Here’s the problem with the above statements: nobody palpated my cervical lymph nodes on that visit. Nobody touched my neck to know whether or not my thyroid was palpable or not. Also, nobody listened to my lungs, or my heart. The nurse practitioner that was doing this ‘consultation’ to which I had agreed before the doctor came in didn’t even touch my abdomen, so she couldn’t have possibly known it was nontender, nor that my bladder was nonpalpable.
I didn’t like this report when I read it because it’s unethical and illegal to falsify medical records. For them to say they did something they didn’t do is blatantly illegal. Upon checking out, I was charged a $10 copay. “Why?” I asked, knowing this was just a consultation. “Becuase you have a $10 copay on office visits, sir!” the clerk rudely retorted. “That was an office visit?” I asked. “Yep!” she said, popping her gum in my face.
As if that wasn’t bad enough, I got my explanation of benefits from Blue Cross for that visit, and they had charged me for a new patient exam! So, apparently, I owe them even more money than my initial copay, since that was a new patient exam.
So why the unethical behavior in health care? Is it so providers can get paid? Is it the insurance companies’ fault? Or how about the patients’? Does fault lie on Big Pharma? What about the providers?
I’m not sure. I’m also not sure what I’m going to do? Am I, as a health care provider, morally obligated to report something like this, or am I expected, ‘as one of us’ (which I am not) to turn a deaf ear? I don’t know.

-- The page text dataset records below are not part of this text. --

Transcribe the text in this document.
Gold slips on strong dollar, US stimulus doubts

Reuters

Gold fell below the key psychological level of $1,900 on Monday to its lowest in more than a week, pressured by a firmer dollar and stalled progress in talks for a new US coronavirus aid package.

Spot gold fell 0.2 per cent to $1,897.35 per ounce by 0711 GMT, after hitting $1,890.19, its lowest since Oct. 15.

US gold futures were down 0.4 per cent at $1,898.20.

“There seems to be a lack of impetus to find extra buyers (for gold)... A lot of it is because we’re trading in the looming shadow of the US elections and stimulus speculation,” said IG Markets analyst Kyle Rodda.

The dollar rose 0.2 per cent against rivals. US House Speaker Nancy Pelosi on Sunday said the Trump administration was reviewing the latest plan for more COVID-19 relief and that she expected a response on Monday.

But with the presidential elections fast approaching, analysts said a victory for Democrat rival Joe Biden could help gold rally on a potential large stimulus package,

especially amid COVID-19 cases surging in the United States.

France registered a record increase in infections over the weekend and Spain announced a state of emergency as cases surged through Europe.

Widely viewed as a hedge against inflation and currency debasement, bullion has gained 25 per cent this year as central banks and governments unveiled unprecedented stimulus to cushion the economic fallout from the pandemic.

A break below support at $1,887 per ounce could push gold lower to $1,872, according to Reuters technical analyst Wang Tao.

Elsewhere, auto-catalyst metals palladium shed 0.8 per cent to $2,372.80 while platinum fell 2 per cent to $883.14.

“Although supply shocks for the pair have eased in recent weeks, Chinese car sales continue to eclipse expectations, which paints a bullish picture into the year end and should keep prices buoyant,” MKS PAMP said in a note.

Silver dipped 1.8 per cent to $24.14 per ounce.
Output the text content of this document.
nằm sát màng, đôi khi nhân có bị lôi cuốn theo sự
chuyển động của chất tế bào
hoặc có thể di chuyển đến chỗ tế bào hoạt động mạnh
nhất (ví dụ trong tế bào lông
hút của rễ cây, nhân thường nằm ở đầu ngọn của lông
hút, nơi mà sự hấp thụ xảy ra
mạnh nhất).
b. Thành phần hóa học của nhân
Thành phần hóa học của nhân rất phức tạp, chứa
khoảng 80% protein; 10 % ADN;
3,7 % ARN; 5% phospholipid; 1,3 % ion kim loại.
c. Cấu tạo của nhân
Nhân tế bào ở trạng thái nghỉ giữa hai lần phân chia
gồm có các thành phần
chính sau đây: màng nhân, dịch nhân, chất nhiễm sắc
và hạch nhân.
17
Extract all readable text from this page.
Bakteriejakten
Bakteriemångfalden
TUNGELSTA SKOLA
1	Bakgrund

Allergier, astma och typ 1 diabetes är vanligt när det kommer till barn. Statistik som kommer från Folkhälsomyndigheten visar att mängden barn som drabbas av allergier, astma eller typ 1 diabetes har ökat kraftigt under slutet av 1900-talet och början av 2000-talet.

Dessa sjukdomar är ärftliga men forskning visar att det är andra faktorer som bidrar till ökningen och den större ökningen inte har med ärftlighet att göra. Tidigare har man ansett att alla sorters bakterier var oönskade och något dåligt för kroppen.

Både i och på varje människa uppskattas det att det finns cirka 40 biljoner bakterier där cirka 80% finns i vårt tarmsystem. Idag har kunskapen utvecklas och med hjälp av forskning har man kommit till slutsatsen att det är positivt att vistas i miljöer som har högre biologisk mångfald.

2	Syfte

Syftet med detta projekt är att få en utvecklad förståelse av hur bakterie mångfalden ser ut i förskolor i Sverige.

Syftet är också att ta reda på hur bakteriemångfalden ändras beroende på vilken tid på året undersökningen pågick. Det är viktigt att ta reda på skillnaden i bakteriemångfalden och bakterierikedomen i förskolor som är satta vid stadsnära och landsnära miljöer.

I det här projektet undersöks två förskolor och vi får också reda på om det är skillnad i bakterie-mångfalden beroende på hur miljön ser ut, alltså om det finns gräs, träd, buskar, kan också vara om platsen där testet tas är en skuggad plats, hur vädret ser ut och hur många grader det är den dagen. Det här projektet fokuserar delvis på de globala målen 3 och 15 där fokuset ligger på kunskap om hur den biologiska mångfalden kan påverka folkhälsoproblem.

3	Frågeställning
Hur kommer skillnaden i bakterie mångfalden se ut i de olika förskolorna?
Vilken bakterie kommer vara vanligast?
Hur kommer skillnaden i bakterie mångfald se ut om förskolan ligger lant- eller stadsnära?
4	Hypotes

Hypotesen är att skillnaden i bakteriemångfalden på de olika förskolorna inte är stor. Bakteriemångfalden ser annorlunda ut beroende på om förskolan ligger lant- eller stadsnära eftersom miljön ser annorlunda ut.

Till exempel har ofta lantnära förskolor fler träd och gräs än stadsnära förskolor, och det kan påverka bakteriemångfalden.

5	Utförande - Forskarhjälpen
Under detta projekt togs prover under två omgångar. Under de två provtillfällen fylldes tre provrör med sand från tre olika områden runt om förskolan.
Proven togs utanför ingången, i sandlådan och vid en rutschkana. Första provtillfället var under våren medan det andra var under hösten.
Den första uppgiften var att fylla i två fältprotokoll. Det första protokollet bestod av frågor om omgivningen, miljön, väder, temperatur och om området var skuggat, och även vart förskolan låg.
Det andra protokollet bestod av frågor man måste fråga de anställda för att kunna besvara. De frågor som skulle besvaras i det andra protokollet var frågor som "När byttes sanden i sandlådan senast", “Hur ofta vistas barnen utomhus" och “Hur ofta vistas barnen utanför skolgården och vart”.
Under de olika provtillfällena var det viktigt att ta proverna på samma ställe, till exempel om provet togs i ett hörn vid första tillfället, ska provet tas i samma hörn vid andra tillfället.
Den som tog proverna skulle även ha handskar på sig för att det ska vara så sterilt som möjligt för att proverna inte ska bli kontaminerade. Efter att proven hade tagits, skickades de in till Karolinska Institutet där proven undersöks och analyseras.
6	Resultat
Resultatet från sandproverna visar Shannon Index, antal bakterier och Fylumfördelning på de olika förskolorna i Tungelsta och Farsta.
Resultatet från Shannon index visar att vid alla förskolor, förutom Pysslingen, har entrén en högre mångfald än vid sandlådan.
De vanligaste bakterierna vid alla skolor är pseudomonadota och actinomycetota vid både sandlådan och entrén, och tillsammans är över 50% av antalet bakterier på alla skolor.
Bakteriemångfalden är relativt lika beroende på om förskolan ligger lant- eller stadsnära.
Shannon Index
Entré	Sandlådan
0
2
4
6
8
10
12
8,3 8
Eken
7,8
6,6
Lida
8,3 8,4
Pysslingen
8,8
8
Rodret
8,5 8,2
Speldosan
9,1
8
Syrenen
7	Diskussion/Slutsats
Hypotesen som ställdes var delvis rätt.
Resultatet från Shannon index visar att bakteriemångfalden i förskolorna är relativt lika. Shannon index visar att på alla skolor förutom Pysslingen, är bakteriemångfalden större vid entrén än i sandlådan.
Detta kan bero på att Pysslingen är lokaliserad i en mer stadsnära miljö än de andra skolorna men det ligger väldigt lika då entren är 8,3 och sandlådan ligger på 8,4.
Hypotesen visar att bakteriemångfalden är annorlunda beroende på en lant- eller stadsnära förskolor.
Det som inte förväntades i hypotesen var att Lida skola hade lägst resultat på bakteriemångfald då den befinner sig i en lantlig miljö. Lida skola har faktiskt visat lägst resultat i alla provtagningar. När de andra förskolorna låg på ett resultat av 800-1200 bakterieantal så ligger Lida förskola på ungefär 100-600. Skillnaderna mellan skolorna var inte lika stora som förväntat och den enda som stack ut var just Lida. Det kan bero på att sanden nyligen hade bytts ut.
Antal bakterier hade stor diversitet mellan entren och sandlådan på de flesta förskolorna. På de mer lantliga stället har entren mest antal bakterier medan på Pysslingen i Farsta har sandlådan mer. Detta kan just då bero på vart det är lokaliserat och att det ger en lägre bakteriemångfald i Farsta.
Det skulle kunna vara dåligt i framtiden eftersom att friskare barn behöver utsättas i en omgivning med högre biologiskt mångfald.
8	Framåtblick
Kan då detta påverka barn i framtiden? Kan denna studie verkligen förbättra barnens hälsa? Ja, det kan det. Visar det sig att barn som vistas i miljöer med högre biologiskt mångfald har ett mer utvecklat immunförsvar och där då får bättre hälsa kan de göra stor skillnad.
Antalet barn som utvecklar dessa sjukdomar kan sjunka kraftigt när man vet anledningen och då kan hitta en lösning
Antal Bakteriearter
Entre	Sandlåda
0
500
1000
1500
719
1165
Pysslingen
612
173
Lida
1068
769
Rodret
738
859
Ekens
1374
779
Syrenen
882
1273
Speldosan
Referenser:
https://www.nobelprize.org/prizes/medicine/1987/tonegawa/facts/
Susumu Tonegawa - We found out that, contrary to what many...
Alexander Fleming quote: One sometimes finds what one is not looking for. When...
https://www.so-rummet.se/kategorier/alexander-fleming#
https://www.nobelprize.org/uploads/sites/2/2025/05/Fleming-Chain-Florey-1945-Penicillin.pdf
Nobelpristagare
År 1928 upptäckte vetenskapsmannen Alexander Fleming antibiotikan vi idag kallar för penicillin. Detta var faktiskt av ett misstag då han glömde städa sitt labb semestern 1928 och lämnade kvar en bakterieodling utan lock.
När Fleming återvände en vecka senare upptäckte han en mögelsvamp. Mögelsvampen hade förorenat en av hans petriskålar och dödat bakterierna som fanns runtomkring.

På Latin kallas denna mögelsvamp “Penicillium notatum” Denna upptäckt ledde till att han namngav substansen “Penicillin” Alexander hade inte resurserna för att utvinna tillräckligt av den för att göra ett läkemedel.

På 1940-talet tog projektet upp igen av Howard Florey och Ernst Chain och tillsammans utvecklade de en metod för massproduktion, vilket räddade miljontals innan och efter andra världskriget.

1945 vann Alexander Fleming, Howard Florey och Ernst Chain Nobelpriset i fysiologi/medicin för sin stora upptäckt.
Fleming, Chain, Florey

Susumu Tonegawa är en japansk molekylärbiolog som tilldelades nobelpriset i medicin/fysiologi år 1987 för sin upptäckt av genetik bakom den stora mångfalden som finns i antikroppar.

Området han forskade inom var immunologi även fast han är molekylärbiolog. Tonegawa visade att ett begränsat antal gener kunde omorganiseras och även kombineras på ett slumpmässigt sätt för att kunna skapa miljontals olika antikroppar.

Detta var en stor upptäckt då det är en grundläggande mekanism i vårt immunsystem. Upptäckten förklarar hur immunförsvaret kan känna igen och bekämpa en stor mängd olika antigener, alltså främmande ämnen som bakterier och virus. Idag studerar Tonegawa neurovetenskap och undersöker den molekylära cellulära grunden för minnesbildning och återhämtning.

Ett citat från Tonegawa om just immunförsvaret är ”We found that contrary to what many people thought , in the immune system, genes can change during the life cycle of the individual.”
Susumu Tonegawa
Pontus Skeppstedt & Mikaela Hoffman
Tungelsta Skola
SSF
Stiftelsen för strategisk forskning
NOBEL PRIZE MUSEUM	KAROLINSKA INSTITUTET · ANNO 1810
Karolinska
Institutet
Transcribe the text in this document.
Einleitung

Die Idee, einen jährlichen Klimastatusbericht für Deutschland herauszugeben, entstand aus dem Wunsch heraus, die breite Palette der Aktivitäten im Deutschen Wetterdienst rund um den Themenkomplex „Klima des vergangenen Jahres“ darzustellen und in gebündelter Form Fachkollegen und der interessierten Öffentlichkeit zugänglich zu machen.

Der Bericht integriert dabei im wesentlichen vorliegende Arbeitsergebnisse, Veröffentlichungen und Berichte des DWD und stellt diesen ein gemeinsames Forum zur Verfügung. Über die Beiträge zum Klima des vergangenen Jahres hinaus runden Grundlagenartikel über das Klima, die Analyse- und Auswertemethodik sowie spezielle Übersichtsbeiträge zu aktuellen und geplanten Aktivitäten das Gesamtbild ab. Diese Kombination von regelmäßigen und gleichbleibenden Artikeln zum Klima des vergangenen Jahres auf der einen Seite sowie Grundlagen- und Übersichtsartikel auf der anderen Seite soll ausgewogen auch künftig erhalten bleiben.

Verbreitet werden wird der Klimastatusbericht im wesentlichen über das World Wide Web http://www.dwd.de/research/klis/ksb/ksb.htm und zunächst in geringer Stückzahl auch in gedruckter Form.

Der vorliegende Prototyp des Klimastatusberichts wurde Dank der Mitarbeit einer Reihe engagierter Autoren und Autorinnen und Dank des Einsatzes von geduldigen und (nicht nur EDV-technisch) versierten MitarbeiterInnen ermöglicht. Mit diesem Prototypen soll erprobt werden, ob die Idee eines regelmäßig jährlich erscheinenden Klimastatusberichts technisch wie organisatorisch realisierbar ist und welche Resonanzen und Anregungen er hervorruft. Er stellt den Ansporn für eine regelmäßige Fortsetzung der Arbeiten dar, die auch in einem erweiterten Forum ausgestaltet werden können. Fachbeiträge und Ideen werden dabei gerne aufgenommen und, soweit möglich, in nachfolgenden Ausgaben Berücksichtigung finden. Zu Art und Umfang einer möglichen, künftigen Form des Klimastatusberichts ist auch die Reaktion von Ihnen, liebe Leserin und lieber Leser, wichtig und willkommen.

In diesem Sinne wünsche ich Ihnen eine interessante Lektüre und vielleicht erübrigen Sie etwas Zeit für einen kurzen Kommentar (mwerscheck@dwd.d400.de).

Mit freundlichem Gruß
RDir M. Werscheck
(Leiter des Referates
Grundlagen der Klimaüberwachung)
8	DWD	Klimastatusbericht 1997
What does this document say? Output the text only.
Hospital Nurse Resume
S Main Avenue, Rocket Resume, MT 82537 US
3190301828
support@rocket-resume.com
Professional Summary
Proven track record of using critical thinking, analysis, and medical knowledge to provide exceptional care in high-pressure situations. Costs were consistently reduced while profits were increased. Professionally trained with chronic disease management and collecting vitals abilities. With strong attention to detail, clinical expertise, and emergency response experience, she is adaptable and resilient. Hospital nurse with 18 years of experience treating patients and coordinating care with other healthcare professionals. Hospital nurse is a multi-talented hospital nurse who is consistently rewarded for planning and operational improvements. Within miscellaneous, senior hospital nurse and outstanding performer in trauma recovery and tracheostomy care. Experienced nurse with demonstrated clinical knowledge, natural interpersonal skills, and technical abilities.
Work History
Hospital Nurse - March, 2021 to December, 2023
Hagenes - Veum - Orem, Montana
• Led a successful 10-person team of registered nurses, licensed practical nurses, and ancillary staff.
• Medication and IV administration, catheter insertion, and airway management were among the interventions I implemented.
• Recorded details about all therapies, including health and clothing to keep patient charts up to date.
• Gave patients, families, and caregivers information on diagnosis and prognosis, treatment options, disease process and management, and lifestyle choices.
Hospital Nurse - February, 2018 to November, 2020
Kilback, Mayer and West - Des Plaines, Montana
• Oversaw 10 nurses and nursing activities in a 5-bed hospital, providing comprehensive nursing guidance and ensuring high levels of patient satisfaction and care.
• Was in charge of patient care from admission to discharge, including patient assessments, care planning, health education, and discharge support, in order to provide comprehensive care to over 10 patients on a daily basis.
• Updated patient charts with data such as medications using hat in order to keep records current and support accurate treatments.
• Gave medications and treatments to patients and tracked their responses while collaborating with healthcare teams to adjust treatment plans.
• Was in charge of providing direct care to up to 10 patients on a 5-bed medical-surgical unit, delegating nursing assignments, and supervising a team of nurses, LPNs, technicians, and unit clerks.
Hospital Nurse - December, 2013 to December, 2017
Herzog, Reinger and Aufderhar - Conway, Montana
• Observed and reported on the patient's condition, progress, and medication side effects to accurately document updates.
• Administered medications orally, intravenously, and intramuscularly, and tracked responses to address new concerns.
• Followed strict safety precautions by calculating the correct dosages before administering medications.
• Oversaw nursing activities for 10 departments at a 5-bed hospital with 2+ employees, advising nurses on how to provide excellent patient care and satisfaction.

What would happen if Lazar Spinal Care went to a cash basis and severed all ties with insurance? I know practice members would get better care, because I could focus on them instead of juggling patient care with trying to get paid. Maybe I could adjust my prices so people could afford the care, even though I’m a specialist. Would that make it work? I will say, this is the direction we’re headed. I don’t know when. But I’m sure we’ll end up there.